Ingredients:

  • 16 oz Lumaconi or Medium Shell pasta
  • 4 quarts Water
  • 2 tbsp Salt
  • 1/4 cup Unsalted butter
  • 1/4 cup All-purpose flour
  • 2 cups Whole milk
  • 1 cup Heavy cream
  • 8 oz Extra-sharp white cheddar cheese, freshly grated
  • 2 oz White American cheese, chopped
  • 1 tsp Dry mustard powder
  • 1/2 tsp Salt
  • 1/4 tsp White pepper
  • 1/4 tsp Hot sauce

Instructions:

  1. Add 16 oz Lumaconi or shells and cook 8-10 minutes until al dente with a slight bite.
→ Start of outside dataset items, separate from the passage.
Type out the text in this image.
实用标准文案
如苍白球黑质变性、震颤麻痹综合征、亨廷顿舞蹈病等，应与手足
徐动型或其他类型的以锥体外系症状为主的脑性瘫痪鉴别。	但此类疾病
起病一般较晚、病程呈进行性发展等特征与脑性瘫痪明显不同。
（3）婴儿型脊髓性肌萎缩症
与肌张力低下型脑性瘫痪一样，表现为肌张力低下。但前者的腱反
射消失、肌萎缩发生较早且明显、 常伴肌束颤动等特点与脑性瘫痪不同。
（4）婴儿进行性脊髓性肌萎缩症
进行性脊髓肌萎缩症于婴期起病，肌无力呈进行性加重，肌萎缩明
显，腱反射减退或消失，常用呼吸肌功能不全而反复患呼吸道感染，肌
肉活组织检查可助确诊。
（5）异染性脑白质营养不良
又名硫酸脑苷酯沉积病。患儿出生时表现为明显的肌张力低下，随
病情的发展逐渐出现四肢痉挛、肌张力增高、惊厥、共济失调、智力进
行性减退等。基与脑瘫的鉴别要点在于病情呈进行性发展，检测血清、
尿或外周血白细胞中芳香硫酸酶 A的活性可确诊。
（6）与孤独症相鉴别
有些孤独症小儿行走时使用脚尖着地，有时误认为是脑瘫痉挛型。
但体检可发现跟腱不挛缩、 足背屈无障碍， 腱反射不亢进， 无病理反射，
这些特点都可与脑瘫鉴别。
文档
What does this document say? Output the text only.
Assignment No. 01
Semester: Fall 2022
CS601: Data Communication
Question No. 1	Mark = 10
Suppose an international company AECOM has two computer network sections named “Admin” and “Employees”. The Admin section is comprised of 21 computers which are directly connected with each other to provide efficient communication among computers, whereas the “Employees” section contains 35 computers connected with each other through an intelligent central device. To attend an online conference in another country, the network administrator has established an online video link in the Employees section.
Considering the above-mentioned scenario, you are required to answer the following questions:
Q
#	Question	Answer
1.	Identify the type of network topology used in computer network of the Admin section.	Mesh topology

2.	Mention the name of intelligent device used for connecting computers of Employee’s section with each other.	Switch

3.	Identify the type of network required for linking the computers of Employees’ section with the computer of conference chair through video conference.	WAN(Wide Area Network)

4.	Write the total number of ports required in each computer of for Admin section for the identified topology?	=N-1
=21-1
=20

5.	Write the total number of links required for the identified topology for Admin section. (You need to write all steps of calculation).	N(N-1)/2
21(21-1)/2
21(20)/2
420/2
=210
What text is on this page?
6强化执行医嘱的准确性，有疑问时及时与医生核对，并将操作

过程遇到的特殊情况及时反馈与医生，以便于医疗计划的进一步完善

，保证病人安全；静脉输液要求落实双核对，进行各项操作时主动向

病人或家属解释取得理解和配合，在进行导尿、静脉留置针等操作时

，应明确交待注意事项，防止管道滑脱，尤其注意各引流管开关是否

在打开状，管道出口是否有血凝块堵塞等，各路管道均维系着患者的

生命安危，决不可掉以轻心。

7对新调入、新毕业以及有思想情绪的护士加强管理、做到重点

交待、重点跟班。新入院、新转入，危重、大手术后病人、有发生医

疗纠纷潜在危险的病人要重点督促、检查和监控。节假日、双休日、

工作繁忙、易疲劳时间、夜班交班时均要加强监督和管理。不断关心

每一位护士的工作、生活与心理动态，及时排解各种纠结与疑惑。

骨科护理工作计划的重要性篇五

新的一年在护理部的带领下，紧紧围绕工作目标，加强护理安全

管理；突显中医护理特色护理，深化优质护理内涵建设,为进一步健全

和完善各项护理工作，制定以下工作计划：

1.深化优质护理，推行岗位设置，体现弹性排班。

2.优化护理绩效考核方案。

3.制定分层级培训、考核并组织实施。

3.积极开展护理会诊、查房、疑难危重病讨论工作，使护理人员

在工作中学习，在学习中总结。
Drain the pasta but do not rinse it; the surface starch helps the sauce stick.
  2. In a medium heavy-bottomed saucepan, melt the butter over medium heat. Whisk in the flour and cook for 1-2 minutes until it smells slightly nutty but remains pale.
  3. Slowly drizzle in the whole milk and heavy cream, whisking constantly to ensure no lumps form. Simmer gently until the sauce thickens enough to coat the back of a spoon.
  4. Whisk in the dry mustard powder, 1/2 tsp salt, white pepper, and hot sauce.
  5. Reduce heat to low. Gradually stir in the freshly grated white cheddar and chopped American cheese, whisking continuously until the sauce is smooth and the cheese is fully emulsified.
  6. Fold the cooked pasta into the cheese sauce until every shell is thoroughly coated. Serve immediately.